Option-Pricing

Pricing and Arbitrage of Inverse Asset Claim

  • October 17, 2017

I’m working through the following little exotic exercise and have some questions and curiosity as to whether I’m on the right track

Consider the claims

$$ Y_t=\frac{1}{S_t} $$ $$ X=\frac{1}{S_T} $$ a) Can $ Y_t $ be the arbitrage-free price of a traded derivative?

Answer?– So this question is for some reason stumping me. I suppose it means the literal process $ Y_t $ (that is, not under a risk-neutral expectation), which seems highly unlikely to be an arb free price process. I just can’t seem to put it in any rigorous terms.

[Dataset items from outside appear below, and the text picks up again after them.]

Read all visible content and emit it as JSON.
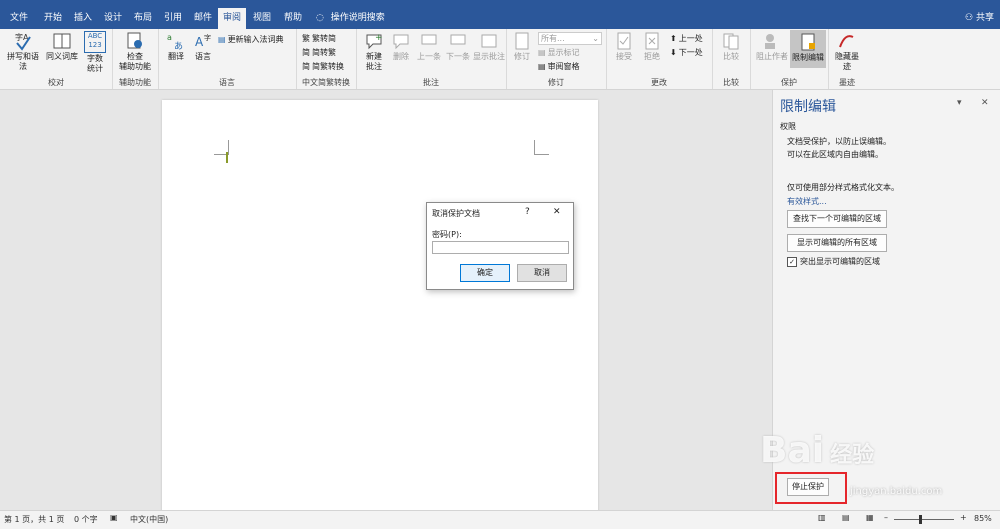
{
  "tabs": [
    "文件",
    "开始",
    "插入",
    "设计",
    "布局",
    "引用",
    "邮件",
    "审阅",
    "视图",
    "帮助"
  ],
  "tell_me": "操作说明搜索",
  "share_label": "共享",
  "ribbon": {
    "proofing": {
      "label": "校对",
      "spelling": "拼写和语法",
      "thesaurus": "同义词库",
      "wordcount": "字数\n统计",
      "abc_icon_text": "ABC\n123"
    },
    "accessibility": {
      "label": "辅助功能",
      "check": "检查\n辅助功能"
    },
    "language": {
      "label": "语言",
      "translate": "翻译",
      "language": "语言",
      "update_ime": "更新输入法词典"
    },
    "chinese": {
      "label": "中文简繁转换",
      "to_traditional": "繁转简",
      "to_simplified": "简转繁",
      "convert": "简繁转换"
    },
    "comments": {
      "label": "批注",
      "new": "新建\n批注",
      "delete": "删除",
      "prev": "上一条",
      "next": "下一条",
      "show": "显示批注"
    },
    "tracking": {
      "label": "修订",
      "track": "修订",
      "markup_select": "所有...",
      "show_markup": "显示标记",
      "review_pane": "审阅窗格"
    },
    "changes": {
      "label": "更改",
      "accept": "接受",
      "reject": "拒绝",
      "prev": "上一处",
      "next": "下一处"
    },
    "compare": {
      "label": "比较",
      "compare": "比较"
    },
    "protect": {
      "label": "保护",
      "block_authors": "阻止作者",
      "restrict": "限制编辑"
    },
    "ink": {
      "label": "墨迹",
      "hide_ink": "隐藏墨\n迹"
    }
  },
  "dialog": {
    "title": "取消保护文档",
    "help": "?",
    "close": "✕",
    "password_label": "密码(P):",
    "password_value": "",
    "ok": "确定",
    "cancel": "取消"
  },
  "pane": {
    "title": "限制编辑",
    "section": "权限",
    "desc_line1": "文档受保护，以防止误编辑。",
    "desc_line2": "可以在此区域内自由编辑。",
    "styles_note": "仅可使用部分样式格式化文本。",
    "styles_link": "有效样式...",
    "find_next": "查找下一个可编辑的区域",
    "show_all": "显示可编辑的所有区域",
    "highlight_label": "突出显示可编辑的区域",
    "highlight_checked": "✓",
    "stop_button": "停止保护",
    "dropdown": "▾",
    "close": "✕"
  },
  "status": {
    "pages": "第 1 页，共 1 页",
    "words": "0 个字",
    "language": "中文(中国)",
    "zoom": "85%",
    "minus": "–",
    "plus": "+"
  },
  "watermark": {
    "main": "Bai",
    "suffix": "经验",
    "url": "jingyan.baidu.com"
  },
  "colors": {
    "accent": "#2b579a",
    "stop_highlight": "#e5262b"
  }
}
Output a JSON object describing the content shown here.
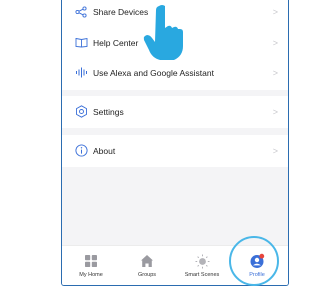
{
  "menu": {
    "share_devices": "Share Devices",
    "help_center": "Help Center",
    "alexa_google": "Use Alexa and Google Assistant",
    "settings": "Settings",
    "about": "About",
    "chevron": ">"
  },
  "tabs": [
    {
      "label": "My Home",
      "icon": "grid-icon"
    },
    {
      "label": "Groups",
      "icon": "house-icon"
    },
    {
      "label": "Smart Scenes",
      "icon": "sun-icon"
    },
    {
      "label": "Profile",
      "icon": "profile-icon",
      "active": true
    }
  ],
  "colors": {
    "accent": "#3a6fd8",
    "highlight_ring": "#4ab7e8",
    "pointer": "#29a8e0",
    "badge": "#e8453c"
  }
}
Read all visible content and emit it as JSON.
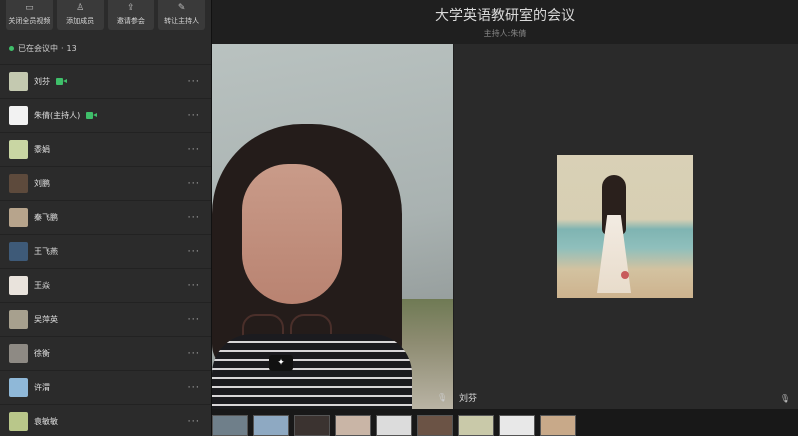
{
  "header": {
    "title": "大学英语教研室的会议",
    "subtitle": "主持人:朱倩"
  },
  "toolbar": [
    {
      "label": "关闭全员视频",
      "icon": "video-off-icon",
      "glyph": "▭"
    },
    {
      "label": "添加成员",
      "icon": "add-member-icon",
      "glyph": "♙"
    },
    {
      "label": "邀请参会",
      "icon": "share-icon",
      "glyph": "⇪"
    },
    {
      "label": "转让主持人",
      "icon": "transfer-host-icon",
      "glyph": "✎"
    }
  ],
  "status": {
    "label": "已在会议中",
    "count": "13",
    "separator": "·"
  },
  "participants": [
    {
      "name": "刘芬",
      "camera": true,
      "color": "#c4c9b0"
    },
    {
      "name": "朱倩(主持人)",
      "camera": true,
      "color": "#f2f2f2"
    },
    {
      "name": "黍娟",
      "camera": false,
      "color": "#c9d6a3"
    },
    {
      "name": "刘鹏",
      "camera": false,
      "color": "#5d4a3c"
    },
    {
      "name": "秦飞鹏",
      "camera": false,
      "color": "#b7a48c"
    },
    {
      "name": "王飞燕",
      "camera": false,
      "color": "#3e5a78"
    },
    {
      "name": "王焱",
      "camera": false,
      "color": "#e9e3dc"
    },
    {
      "name": "吴萍英",
      "camera": false,
      "color": "#a7a08e"
    },
    {
      "name": "徐衡",
      "camera": false,
      "color": "#8e8a84"
    },
    {
      "name": "许渭",
      "camera": false,
      "color": "#8fb8d8"
    },
    {
      "name": "袁敏敏",
      "camera": false,
      "color": "#b9c78a"
    }
  ],
  "more_glyph": "···",
  "main_video": {
    "badge": "✦",
    "mic": "🎙"
  },
  "side_video": {
    "name": "刘芬",
    "mic": "🎙"
  },
  "thumbnails": [
    "#6f7f8a",
    "#8ea9c2",
    "#3b3330",
    "#c9b5a6",
    "#dcdcdc",
    "#6b5345",
    "#c9c9a9",
    "#e8e8e8",
    "#c8a989"
  ]
}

b) Derive an expression for the arbitrage free price process $ \pi_t[X] $

Under risk-neutral valuation, we have

$$ \pi_t[X]=E^Q[\frac{X}{B_T}]=E^Q[\frac{\frac{1}{S_T}}{B_T}]=E^Q[\frac{1}{S_TB_T}] $$ So, here’s where I had the idea to multiply both sides by $ S_t $ . Now, I’ve done a lot of problems with change of numeraire, but this really isn’t that, so I’m now going to continue under the assumption that we are still under Q: $$ \pi_t[X]=\frac{1}{S_t}E^Q[\frac{S_t}{S_TB_T}]<=> $$ $$ \pi_t[X]=\frac{1}{S_t}E^Q[e^{-r(T-t)+(\frac{1}{2}\sigma^2-r)(T-t)-\sigma(W_T-W_t)}]<=> $$ $$ \pi_t[X]=\frac{1}{S_t}E^Q[e^{(\frac{1}{2}\sigma^2-2r)(T-t)-\sigma(W_T-W_t)}] $$ Using the fact that $ E[e^{\mu+\sigma Z}]=e^{\mu+\frac{1}{2}\sigma^2} $ , we have $$ \pi_t[X]=\frac{1}{S_t}e^{(\sigma^2-2r)(T-t)} $$

Concerning question $ \text{b} $ , your result is correct but you don’t need to complicate things by dividing and multiplying by $ S_t $ : your expectation $ E^Q[\cdot] = E^Q[\cdot|\mathcal{F}_t] $ is really conditional on infomation at $ t $ , hence you can simply take the $ 1/S_t $ factor from $ 1/S_T $ outside the conditional expectation without having to multiply and divide by $ S_t $ .

As for question $ \text{a} $ , once you have answered question $ \text{b} $ it should be relatively straigthforward (hint: the answer is not a clear cut “yes” or “no”).